The National Assembly approved a law on Friday that raises pensions and temporarily freezes rent increases, advancing the French government’s core reelection promise to increase consumer spending power despite skyrocketing inflation.
The bill next moves to the Senate, the upper house controlled by the conservative Les Republicains, in a preliminary test of President Emmanuel Macron’s capacity to strike concessions across party lines after losing his party’s overwhelming majority in recent elections.
“We’ve succeeded in reaching a majority on a case-by-case basis to provide French people with concrete solutions,” said Prime Minister Elisabeth Borne on Friday.
The draft law also includes a pay rise for public sector workers, food checks and a mechanism for companies to make higher tax-free bonus payments to employees. The expected budget cost is about 20 billion euros ($20.4 billion).
Separately, debates for a finance bill will start on Friday afternoon that might include fuel discounts that could cost the government billions.
“If some people think that in order to relieve our compatriots, it is preferable to increase the discount from September onwards, which will be added to the discount that is given in total, I am open to this proposal,” Finance Minister Bruno Le Maire said on Friday.
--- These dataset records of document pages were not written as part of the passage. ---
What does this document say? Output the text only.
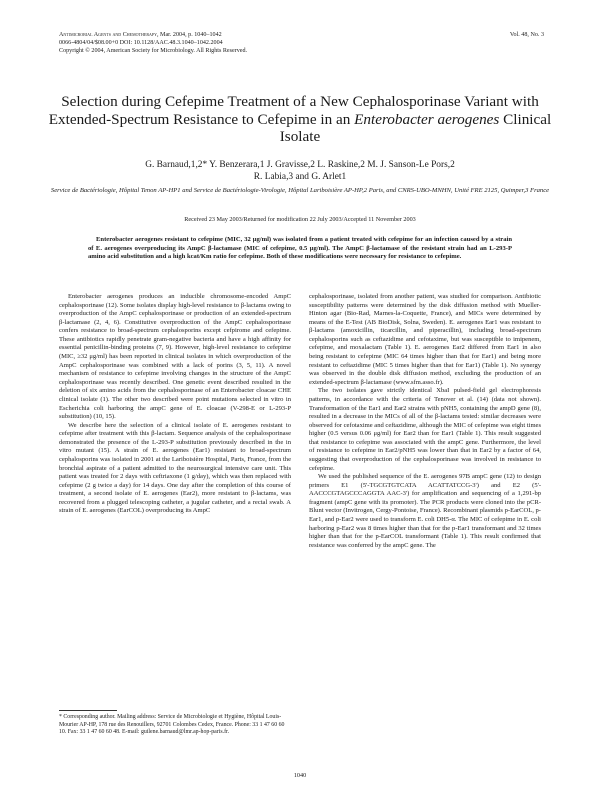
Antimicrobial Agents and Chemotherapy, Mar. 2004, p. 1040–1042
0066-4804/04/$08.00+0 DOI: 10.1128/AAC.48.3.1040–1042.2004
Copyright © 2004, American Society for Microbiology. All Rights Reserved.
Vol. 48, No. 3
Selection during Cefepime Treatment of a New Cephalosporinase Variant with Extended-Spectrum Resistance to Cefepime in an Enterobacter aerogenes Clinical Isolate
G. Barnaud,1,2* Y. Benzerara,1 J. Gravisse,2 L. Raskine,2 M. J. Sanson-Le Pors,2
R. Labia,3 and G. Arlet1
Service de Bactériologie, Hôpital Tenon AP-HP1 and Service de Bactériologie-Virologie, Hôpital Lariboisière AP-HP,2 Paris, and CNRS-UBO-MNHN, Unité FRE 2125, Quimper,3 France
Received 23 May 2003/Returned for modification 22 July 2003/Accepted 11 November 2003

Enterobacter aerogenes resistant to cefepime (MIC, 32 μg/ml) was isolated from a patient treated with cefepime for an infection caused by a strain of E. aerogenes overproducing its AmpC β-lactamase (MIC of cefepime, 0.5 μg/ml). The AmpC β-lactamase of the resistant strain had an L-293-P amino acid substitution and a high kcat/Km ratio for cefepime. Both of these modifications were necessary for resistance to cefepime.

Enterobacter aerogenes produces an inducible chromosome-encoded AmpC cephalosporinase (12). Some isolates display high-level resistance to β-lactams owing to overproduction of the AmpC cephalosporinase or production of an extended-spectrum β-lactamase (2, 4, 6). Constitutive overproduction of the AmpC cephalosporinase confers resistance to broad-spectrum cephalosporins except cefpirome and cefepime. These antibiotics rapidly penetrate gram-negative bacteria and have a high affinity for essential penicillin-binding proteins (7, 9). However, high-level resistance to cefepime (MIC, ≥32 μg/ml) has been reported in clinical isolates in which overproduction of the AmpC cephalosporinase was combined with a lack of porins (3, 5, 11). A novel mechanism of resistance to cefepime involving changes in the structure of the AmpC cephalosporinase was recently described. One genetic event described resulted in the deletion of six amino acids from the cephalosporinase of an Enterobacter cloacae CHE clinical isolate (1). The other two described were point mutations selected in vitro in Escherichia coli harboring the ampC gene of E. cloacae (V-298-E or L-293-P substitution) (10, 15).

We describe here the selection of a clinical isolate of E. aerogenes resistant to cefepime after treatment with this β-lactam. Sequence analysis of the cephalosporinase demonstrated the presence of the L-293-P substitution previously described in the in vitro mutant (15). A strain of E. aerogenes (Ear1) resistant to broad-spectrum cephalosporins was isolated in 2001 at the Lariboisière Hospital, Paris, France, from the bronchial aspirate of a patient admitted to the neurosurgical intensive care unit. This patient was treated for 2 days with ceftriaxone (1 g/day), which was then replaced with cefepime (2 g twice a day) for 14 days. One day after the completion of this course of treatment, a second isolate of E. aerogenes (Ear2), more resistant to β-lactams, was recovered from a plugged telescoping catheter, a jugular catheter, and a rectal swab. A strain of E. aerogenes (EarCOL) overproducing its AmpC

cephalosporinase, isolated from another patient, was studied for comparison. Antibiotic susceptibility patterns were determined by the disk diffusion method with Mueller-Hinton agar (Bio-Rad, Marnes-la-Coquette, France), and MICs were determined by means of the E-Test (AB BioDisk, Solna, Sweden). E. aerogenes Ear1 was resistant to β-lactams (amoxicillin, ticarcillin, and piperacillin), including broad-spectrum cephalosporins such as ceftazidime and cefotaxime, but was susceptible to imipenem, cefepime, and moxalactam (Table 1). E. aerogenes Ear2 differed from Ear1 in also being resistant to cefepime (MIC 64 times higher than that for Ear1) and being more resistant to ceftazidime (MIC 5 times higher than that for Ear1) (Table 1). No synergy was observed in the double disk diffusion method, excluding the production of an extended-spectrum β-lactamase (www.sfm.asso.fr).

The two isolates gave strictly identical XbaI pulsed-field gel electrophoresis patterns, in accordance with the criteria of Tenover et al. (14) (data not shown). Transformation of the Ear1 and Ear2 strains with pNH5, containing the ampD gene (8), resulted in a decrease in the MICs of all of the β-lactams tested: similar decreases were observed for cefotaxime and ceftazidime, although the MIC of cefepime was eight times higher (0.5 versus 0.06 μg/ml) for Ear2 than for Ear1 (Table 1). This result suggested that resistance to cefepime was associated with the ampC gene. Furthermore, the level of resistance to cefepime in Ear2/pNH5 was lower than that in Ear2 by a factor of 64, suggesting that overproduction of the cephalosporinase was involved in resistance to cefepime.

We used the published sequence of the E. aerogenes 97B ampC gene (12) to design primers E1 (5'-TGCGTGTCATA ACATTATCCG-3') and E2 (5'-AACCCGTAGCCCAGGTA AAC-3') for amplification and sequencing of a 1,291-bp fragment (ampC gene with its promoter). The PCR products were cloned into the pCR-Blunt vector (Invitrogen, Cergy-Pontoise, France). Recombinant plasmids p-EarCOL, p-Ear1, and p-Ear2 were used to transform E. coli DH5-α. The MIC of cefepime in E. coli harboring p-Ear2 was 8 times higher than that for the p-Ear1 transformant and 32 times higher than that for the p-EarCOL transformant (Table 1). This result confirmed that resistance was conferred by the ampC gene. The

* Corresponding author. Mailing address: Service de Microbiologie et Hygiène, Hôpital Louis-Mourier AP-HP, 178 rue des Renouillers, 92701 Colombes Cedex, France. Phone: 33 1 47 60 60 10. Fax: 33 1 47 60 60 48. E-mail: guilene.barnaud@lmr.ap-hop-paris.fr.
1040
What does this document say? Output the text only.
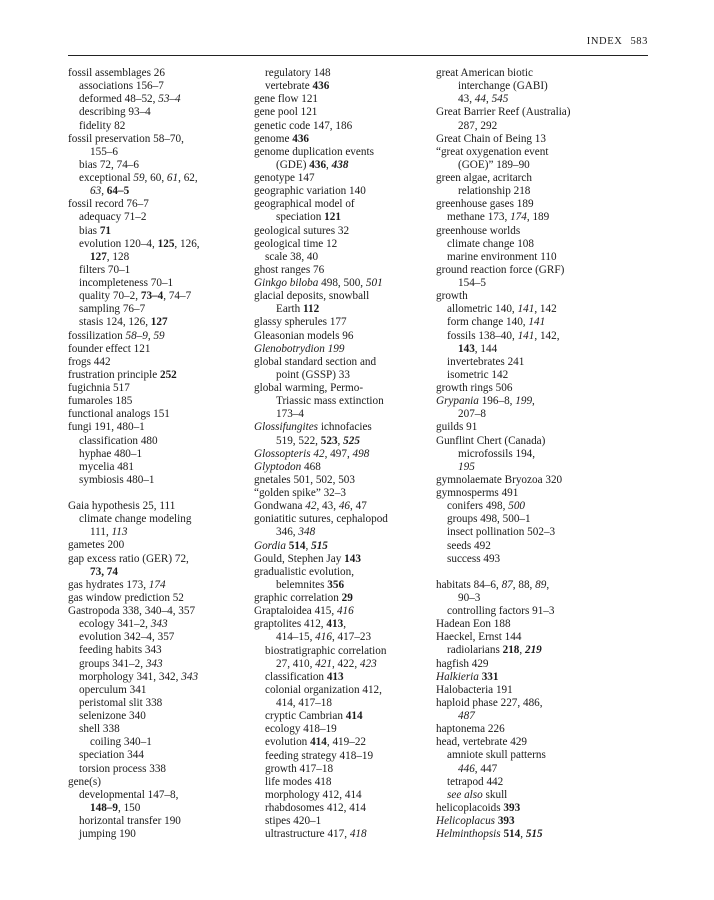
INDEX 583
fossil assemblages 26
associations 156–7
deformed 48–52, 53–4
describing 93–4
fidelity 82
fossil preservation 58–70,
155–6
bias 72, 74–6
exceptional 59, 60, 61, 62,
63, 64–5
fossil record 76–7
adequacy 71–2
bias 71
evolution 120–4, 125, 126,
127, 128
filters 70–1
incompleteness 70–1
quality 70–2, 73–4, 74–7
sampling 76–7
stasis 124, 126, 127
fossilization 58–9, 59
founder effect 121
frogs 442
frustration principle 252
fugichnia 517
fumaroles 185
functional analogs 151
fungi 191, 480–1
classification 480
hyphae 480–1
mycelia 481
symbiosis 480–1
Gaia hypothesis 25, 111
climate change modeling
111, 113
gametes 200
gap excess ratio (GER) 72,
73, 74
gas hydrates 173, 174
gas window prediction 52
Gastropoda 338, 340–4, 357
ecology 341–2, 343
evolution 342–4, 357
feeding habits 343
groups 341–2, 343
morphology 341, 342, 343
operculum 341
peristomal slit 338
selenizone 340
shell 338
coiling 340–1
speciation 344
torsion process 338
gene(s)
developmental 147–8,
148–9, 150
horizontal transfer 190
jumping 190
regulatory 148
vertebrate 436
gene flow 121
gene pool 121
genetic code 147, 186
genome 436
genome duplication events
(GDE) 436, 438
genotype 147
geographic variation 140
geographical model of
speciation 121
geological sutures 32
geological time 12
scale 38, 40
ghost ranges 76
Ginkgo biloba 498, 500, 501
glacial deposits, snowball
Earth 112
glassy spherules 177
Gleasonian models 96
Glenobotrydion 199
global standard section and
point (GSSP) 33
global warming, Permo-
Triassic mass extinction
173–4
Glossifungites ichnofacies
519, 522, 523, 525
Glossopteris 42, 497, 498
Glyptodon 468
gnetales 501, 502, 503
“golden spike” 32–3
Gondwana 42, 43, 46, 47
goniatitic sutures, cephalopod
346, 348
Gordia 514, 515
Gould, Stephen Jay 143
gradualistic evolution,
belemnites 356
graphic correlation 29
Graptaloidea 415, 416
graptolites 412, 413,
414–15, 416, 417–23
biostratigraphic correlation
27, 410, 421, 422, 423
classification 413
colonial organization 412,
414, 417–18
cryptic Cambrian 414
ecology 418–19
evolution 414, 419–22
feeding strategy 418–19
growth 417–18
life modes 418
morphology 412, 414
rhabdosomes 412, 414
stipes 420–1
ultrastructure 417, 418
great American biotic
interchange (GABI)
43, 44, 545
Great Barrier Reef (Australia)
287, 292
Great Chain of Being 13
“great oxygenation event
(GOE)” 189–90
green algae, acritarch
relationship 218
greenhouse gases 189
methane 173, 174, 189
greenhouse worlds
climate change 108
marine environment 110
ground reaction force (GRF)
154–5
growth
allometric 140, 141, 142
form change 140, 141
fossils 138–40, 141, 142,
143, 144
invertebrates 241
isometric 142
growth rings 506
Grypania 196–8, 199,
207–8
guilds 91
Gunflint Chert (Canada)
microfossils 194,
195
gymnolaemate Bryozoa 320
gymnosperms 491
conifers 498, 500
groups 498, 500–1
insect pollination 502–3
seeds 492
success 493
habitats 84–6, 87, 88, 89,
90–3
controlling factors 91–3
Hadean Eon 188
Haeckel, Ernst 144
radiolarians 218, 219
hagfish 429
Halkieria 331
Halobacteria 191
haploid phase 227, 486,
487
haptonema 226
head, vertebrate 429
amniote skull patterns
446, 447
tetrapod 442
see also skull
helicoplacoids 393
Helicoplacus 393
Helminthopsis 514, 515
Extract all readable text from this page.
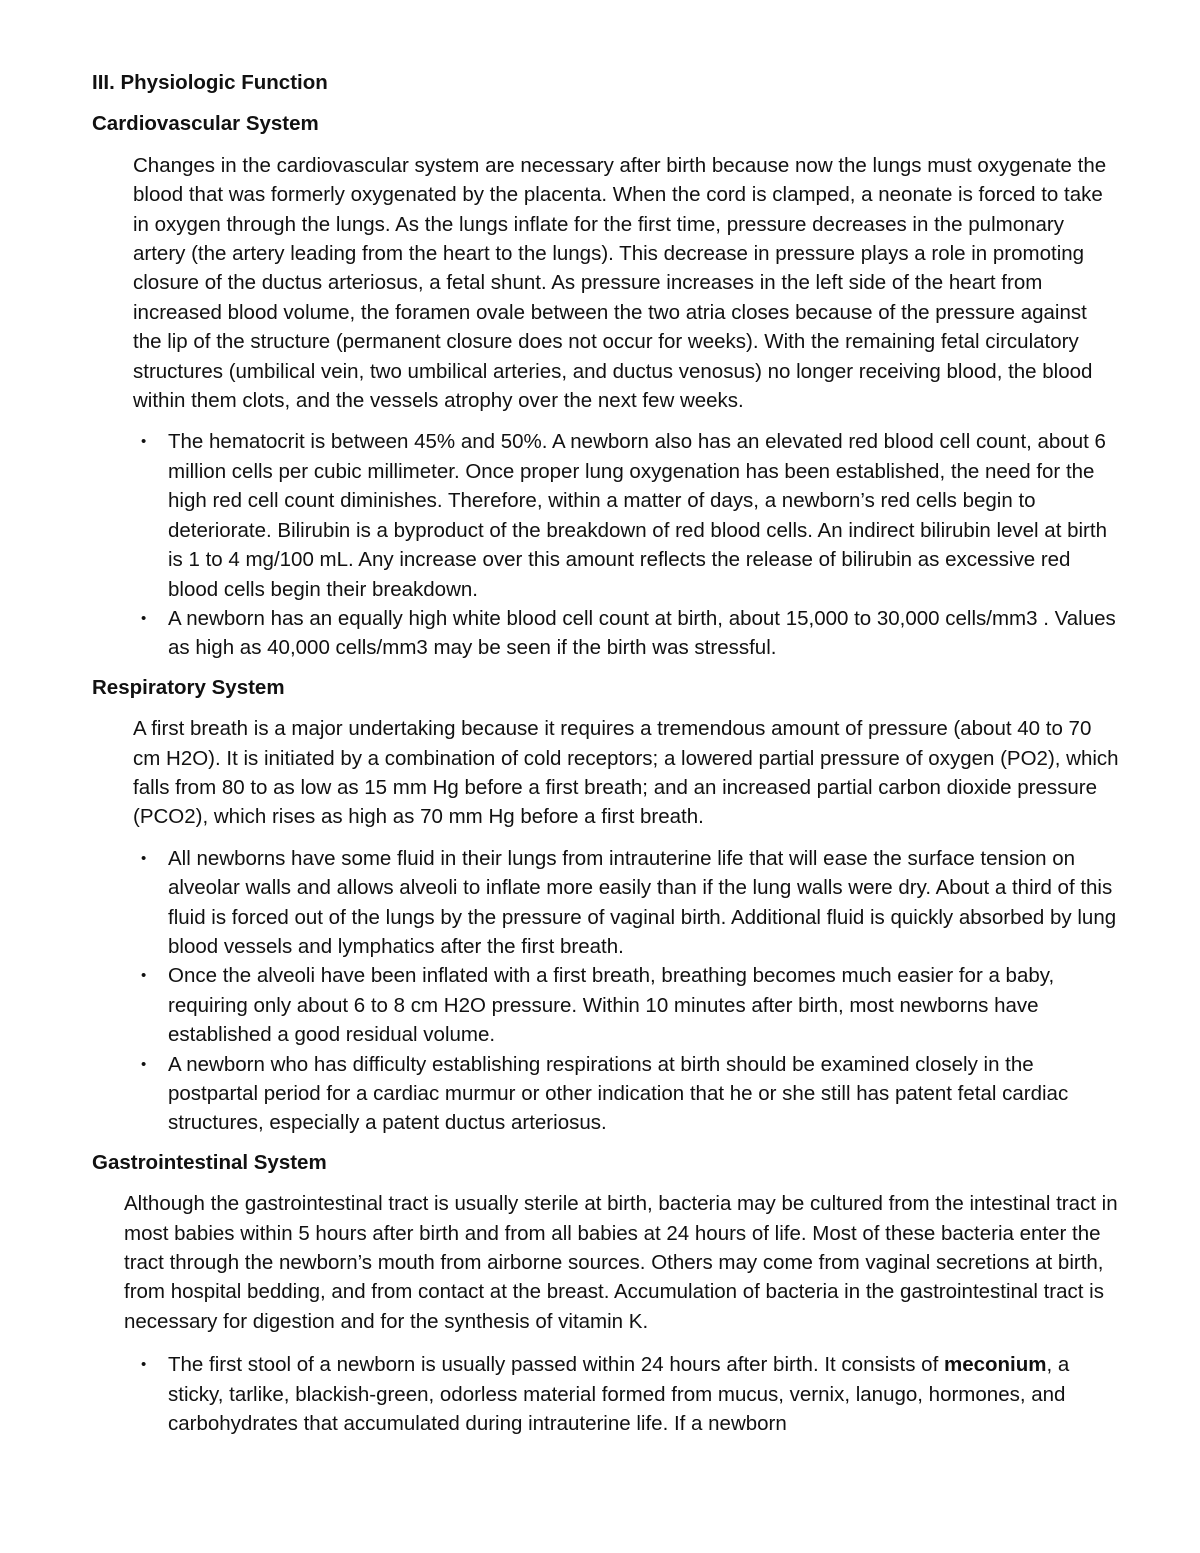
III. Physiologic Function
Cardiovascular System

Changes in the cardiovascular system are necessary after birth because now the lungs must oxygenate the blood that was formerly oxygenated by the placenta. When the cord is clamped, a neonate is forced to take in oxygen through the lungs. As the lungs inflate for the first time, pressure decreases in the pulmonary artery (the artery leading from the heart to the lungs). This decrease in pressure plays a role in promoting closure of the ductus arteriosus, a fetal shunt. As pressure increases in the left side of the heart from increased blood volume, the foramen ovale between the two atria closes because of the pressure against the lip of the structure (permanent closure does not occur for weeks). With the remaining fetal circulatory structures (umbilical vein, two umbilical arteries, and ductus venosus) no longer receiving blood, the blood within them clots, and the vessels atrophy over the next few weeks.

• The hematocrit is between 45% and 50%. A newborn also has an elevated red blood cell count, about 6 million cells per cubic millimeter. Once proper lung oxygenation has been established, the need for the high red cell count diminishes. Therefore, within a matter of days, a newborn’s red cells begin to deteriorate. Bilirubin is a byproduct of the breakdown of red blood cells. An indirect bilirubin level at birth is 1 to 4 mg/100 mL. Any increase over this amount reflects the release of bilirubin as excessive red blood cells begin their breakdown.
• A newborn has an equally high white blood cell count at birth, about 15,000 to 30,000 cells/mm3 . Values as high as 40,000 cells/mm3 may be seen if the birth was stressful.
Respiratory System

A first breath is a major undertaking because it requires a tremendous amount of pressure (about 40 to 70 cm H2O). It is initiated by a combination of cold receptors; a lowered partial pressure of oxygen (PO2), which falls from 80 to as low as 15 mm Hg before a first breath; and an increased partial carbon dioxide pressure (PCO2), which rises as high as 70 mm Hg before a first breath.

• All newborns have some fluid in their lungs from intrauterine life that will ease the surface tension on alveolar walls and allows alveoli to inflate more easily than if the lung walls were dry. About a third of this fluid is forced out of the lungs by the pressure of vaginal birth. Additional fluid is quickly absorbed by lung blood vessels and lymphatics after the first breath.
• Once the alveoli have been inflated with a first breath, breathing becomes much easier for a baby, requiring only about 6 to 8 cm H2O pressure. Within 10 minutes after birth, most newborns have established a good residual volume.
• A newborn who has difficulty establishing respirations at birth should be examined closely in the postpartal period for a cardiac murmur or other indication that he or she still has patent fetal cardiac structures, especially a patent ductus arteriosus.
Gastrointestinal System

Although the gastrointestinal tract is usually sterile at birth, bacteria may be cultured from the intestinal tract in most babies within 5 hours after birth and from all babies at 24 hours of life. Most of these bacteria enter the tract through the newborn’s mouth from airborne sources. Others may come from vaginal secretions at birth, from hospital bedding, and from contact at the breast. Accumulation of bacteria in the gastrointestinal tract is necessary for digestion and for the synthesis of vitamin K.

• The first stool of a newborn is usually passed within 24 hours after birth. It consists of meconium, a sticky, tarlike, blackish-green, odorless material formed from mucus, vernix, lanugo, hormones, and carbohydrates that accumulated during intrauterine life. If a newborn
Helping the French cope with a higher cost of living, mainly driven by soaring energy prices after Russia’s invasion of Ukraine, was one of Macron’s key promises after his first term saw street protests that drew fame as the yellow-vest movement.
Last month, France saw inflation of 6.5% on the year, in line with other euro zone countries.
The late-night vote followed heated debates in which politicians of the left-wing Nupes alliance, the largest opposition bloc, criticised the government for measures they said did not go far enough.
Securing 341 votes for the bill, with 116 against, the government was backed by Les Republicains and the far-right Rassemblement National, while Nupes lawmakers did not vote for it.